I run it with the input files named on the command line, and the -n switch reads each line of each file it turn into $_, which is then matched against the regular expression(s) and counted if they match - actually counted twice, once in a table (hash) by the visitor's IP address - the first field on the line which has been autosplit into @F by the -a switch.

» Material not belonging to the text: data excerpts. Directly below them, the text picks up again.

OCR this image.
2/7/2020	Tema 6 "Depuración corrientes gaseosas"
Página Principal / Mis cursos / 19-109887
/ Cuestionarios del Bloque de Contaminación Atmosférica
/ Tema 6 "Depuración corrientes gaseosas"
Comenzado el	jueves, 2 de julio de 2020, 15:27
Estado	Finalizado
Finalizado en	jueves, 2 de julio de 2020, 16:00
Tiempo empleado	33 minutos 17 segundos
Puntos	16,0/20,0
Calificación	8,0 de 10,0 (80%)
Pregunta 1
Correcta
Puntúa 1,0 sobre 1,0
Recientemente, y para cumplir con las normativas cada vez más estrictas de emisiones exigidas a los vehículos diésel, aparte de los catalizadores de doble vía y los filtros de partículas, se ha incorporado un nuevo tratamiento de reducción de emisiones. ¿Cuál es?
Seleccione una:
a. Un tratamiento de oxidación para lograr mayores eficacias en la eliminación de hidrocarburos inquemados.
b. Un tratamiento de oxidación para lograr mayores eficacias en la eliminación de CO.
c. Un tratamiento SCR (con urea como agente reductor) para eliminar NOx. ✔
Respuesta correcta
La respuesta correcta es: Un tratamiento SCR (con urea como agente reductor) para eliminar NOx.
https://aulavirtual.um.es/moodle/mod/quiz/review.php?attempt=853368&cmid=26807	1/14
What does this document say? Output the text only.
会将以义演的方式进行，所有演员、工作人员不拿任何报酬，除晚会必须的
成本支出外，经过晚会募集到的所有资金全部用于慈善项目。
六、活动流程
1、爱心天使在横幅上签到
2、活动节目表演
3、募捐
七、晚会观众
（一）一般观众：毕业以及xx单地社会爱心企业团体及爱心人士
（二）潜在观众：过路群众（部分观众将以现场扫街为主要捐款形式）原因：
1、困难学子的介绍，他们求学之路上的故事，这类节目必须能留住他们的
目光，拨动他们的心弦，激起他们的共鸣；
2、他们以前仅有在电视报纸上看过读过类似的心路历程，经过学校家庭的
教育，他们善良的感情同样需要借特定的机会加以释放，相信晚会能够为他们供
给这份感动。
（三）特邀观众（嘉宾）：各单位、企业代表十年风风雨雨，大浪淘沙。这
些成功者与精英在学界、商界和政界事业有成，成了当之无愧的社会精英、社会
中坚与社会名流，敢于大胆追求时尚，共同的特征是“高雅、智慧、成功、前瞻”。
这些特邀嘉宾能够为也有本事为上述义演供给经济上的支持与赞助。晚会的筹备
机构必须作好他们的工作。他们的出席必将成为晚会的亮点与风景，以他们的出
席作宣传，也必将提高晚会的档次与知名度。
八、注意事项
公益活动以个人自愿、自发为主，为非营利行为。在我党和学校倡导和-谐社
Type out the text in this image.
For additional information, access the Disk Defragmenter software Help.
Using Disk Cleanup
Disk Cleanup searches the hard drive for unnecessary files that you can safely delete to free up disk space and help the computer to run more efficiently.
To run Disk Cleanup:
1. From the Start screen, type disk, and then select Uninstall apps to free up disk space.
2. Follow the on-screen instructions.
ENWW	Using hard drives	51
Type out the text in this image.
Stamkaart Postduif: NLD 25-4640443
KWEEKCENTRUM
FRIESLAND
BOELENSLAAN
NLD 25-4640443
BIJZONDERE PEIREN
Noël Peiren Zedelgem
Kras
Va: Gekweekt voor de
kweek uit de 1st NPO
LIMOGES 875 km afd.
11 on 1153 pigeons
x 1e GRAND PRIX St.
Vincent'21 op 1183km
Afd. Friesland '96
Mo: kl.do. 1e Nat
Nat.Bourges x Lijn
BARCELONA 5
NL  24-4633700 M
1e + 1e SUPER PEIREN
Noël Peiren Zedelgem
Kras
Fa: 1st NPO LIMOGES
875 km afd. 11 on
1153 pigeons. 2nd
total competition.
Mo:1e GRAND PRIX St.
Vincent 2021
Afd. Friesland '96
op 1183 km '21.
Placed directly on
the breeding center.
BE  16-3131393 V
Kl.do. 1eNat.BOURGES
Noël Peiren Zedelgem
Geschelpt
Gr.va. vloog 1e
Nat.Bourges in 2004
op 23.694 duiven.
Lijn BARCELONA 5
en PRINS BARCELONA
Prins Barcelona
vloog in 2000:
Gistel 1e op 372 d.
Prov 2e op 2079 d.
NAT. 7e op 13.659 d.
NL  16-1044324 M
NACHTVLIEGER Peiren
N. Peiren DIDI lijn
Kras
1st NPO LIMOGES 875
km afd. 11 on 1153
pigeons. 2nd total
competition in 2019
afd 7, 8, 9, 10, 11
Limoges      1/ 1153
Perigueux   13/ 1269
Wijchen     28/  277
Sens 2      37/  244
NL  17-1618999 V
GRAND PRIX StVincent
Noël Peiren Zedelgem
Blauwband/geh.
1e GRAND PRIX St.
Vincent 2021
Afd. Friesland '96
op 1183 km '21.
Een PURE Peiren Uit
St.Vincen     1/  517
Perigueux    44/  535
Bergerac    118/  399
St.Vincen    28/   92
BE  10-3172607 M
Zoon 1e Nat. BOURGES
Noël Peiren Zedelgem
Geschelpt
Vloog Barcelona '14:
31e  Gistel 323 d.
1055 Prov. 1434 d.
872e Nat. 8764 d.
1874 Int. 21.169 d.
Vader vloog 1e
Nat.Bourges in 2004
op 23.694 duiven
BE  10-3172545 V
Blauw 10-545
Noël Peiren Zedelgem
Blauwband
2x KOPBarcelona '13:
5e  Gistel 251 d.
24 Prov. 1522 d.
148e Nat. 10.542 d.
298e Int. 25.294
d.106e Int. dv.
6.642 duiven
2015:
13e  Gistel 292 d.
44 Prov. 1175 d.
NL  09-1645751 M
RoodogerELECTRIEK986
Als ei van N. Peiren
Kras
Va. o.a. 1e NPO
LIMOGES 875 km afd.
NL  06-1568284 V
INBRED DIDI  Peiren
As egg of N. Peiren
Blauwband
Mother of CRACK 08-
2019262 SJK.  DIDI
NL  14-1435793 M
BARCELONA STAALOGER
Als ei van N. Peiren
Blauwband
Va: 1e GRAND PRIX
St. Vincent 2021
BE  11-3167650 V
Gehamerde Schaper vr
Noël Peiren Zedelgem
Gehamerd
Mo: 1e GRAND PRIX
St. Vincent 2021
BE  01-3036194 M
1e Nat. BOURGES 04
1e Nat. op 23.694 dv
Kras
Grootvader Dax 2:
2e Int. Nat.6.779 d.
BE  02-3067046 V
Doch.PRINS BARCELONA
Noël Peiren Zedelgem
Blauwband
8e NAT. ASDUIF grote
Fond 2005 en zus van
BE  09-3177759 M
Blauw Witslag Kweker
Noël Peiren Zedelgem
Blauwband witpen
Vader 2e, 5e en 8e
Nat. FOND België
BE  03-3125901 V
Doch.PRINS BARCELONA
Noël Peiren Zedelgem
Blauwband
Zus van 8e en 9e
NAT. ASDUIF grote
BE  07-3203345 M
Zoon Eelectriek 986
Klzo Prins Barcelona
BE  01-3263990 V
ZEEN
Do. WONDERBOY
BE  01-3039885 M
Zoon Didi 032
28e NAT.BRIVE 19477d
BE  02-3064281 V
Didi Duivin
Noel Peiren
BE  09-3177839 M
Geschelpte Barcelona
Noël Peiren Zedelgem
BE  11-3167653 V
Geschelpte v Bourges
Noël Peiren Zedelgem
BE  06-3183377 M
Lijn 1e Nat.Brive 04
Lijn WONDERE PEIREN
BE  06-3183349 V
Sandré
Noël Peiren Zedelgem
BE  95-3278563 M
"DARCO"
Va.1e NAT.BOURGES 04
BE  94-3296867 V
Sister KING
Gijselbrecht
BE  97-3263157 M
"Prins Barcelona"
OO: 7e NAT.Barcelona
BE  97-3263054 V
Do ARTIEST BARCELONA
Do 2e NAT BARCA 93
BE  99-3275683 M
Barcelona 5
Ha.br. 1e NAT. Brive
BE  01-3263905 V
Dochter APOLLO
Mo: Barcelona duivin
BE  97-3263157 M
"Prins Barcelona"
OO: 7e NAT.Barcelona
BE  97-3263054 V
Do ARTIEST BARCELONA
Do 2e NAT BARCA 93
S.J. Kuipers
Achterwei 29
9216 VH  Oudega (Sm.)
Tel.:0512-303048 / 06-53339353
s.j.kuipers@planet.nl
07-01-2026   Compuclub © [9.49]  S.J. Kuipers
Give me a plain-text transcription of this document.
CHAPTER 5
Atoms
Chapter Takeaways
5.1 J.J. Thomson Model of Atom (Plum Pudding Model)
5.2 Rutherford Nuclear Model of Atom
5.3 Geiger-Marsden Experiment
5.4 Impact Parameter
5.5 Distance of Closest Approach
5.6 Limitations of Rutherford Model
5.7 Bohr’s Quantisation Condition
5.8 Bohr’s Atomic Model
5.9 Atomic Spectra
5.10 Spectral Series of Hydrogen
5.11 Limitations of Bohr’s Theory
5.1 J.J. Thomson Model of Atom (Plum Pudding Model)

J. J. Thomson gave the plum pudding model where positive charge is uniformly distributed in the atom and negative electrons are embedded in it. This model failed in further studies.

Once all the lines have been read, the END block is run once, listing all the IP addresses in order, together with counts per IP, then the final (desired) results - total accesses and total DIFFERENT hosts accessing - are printed out:
-bash-3.2$ ./pgnl ac_2009082* ac_2009083* ac_200909*
snip
89.124.xxx.xxx 4
92.237.xxx.xxx 104
92.239.xxx.xxx 4
Total hits 2823 ... hosts 131
-bash-3.2$
Even there, the numbers need to be checked somewhat and read with care; each 'newsletter' hit from a 'real' visitor is four accesses - the main newsletter and 3 graphics in the same directory, and the total of 131 hosts includes our own test machines, and also crawlers such as Google. The fulllist / IP numbers gave me further clues, and I was able to say that I estimated that beween 110 and 120 people had clicked through. Expressed as a percentage of the number of emails, and considering that's people who oepned teh email and took a further step as well, I have to say I'm quite pleased.
Back to the Perl code
Would I be proud to supply this code as part of a contract? No. But am I happy with what it allowed me to do very quickly. Absolutely. I used to say that "what took me a week in C now takes me a day in Perl". That's changed, somewhat: "What took me a week now takes me a morning in Perl".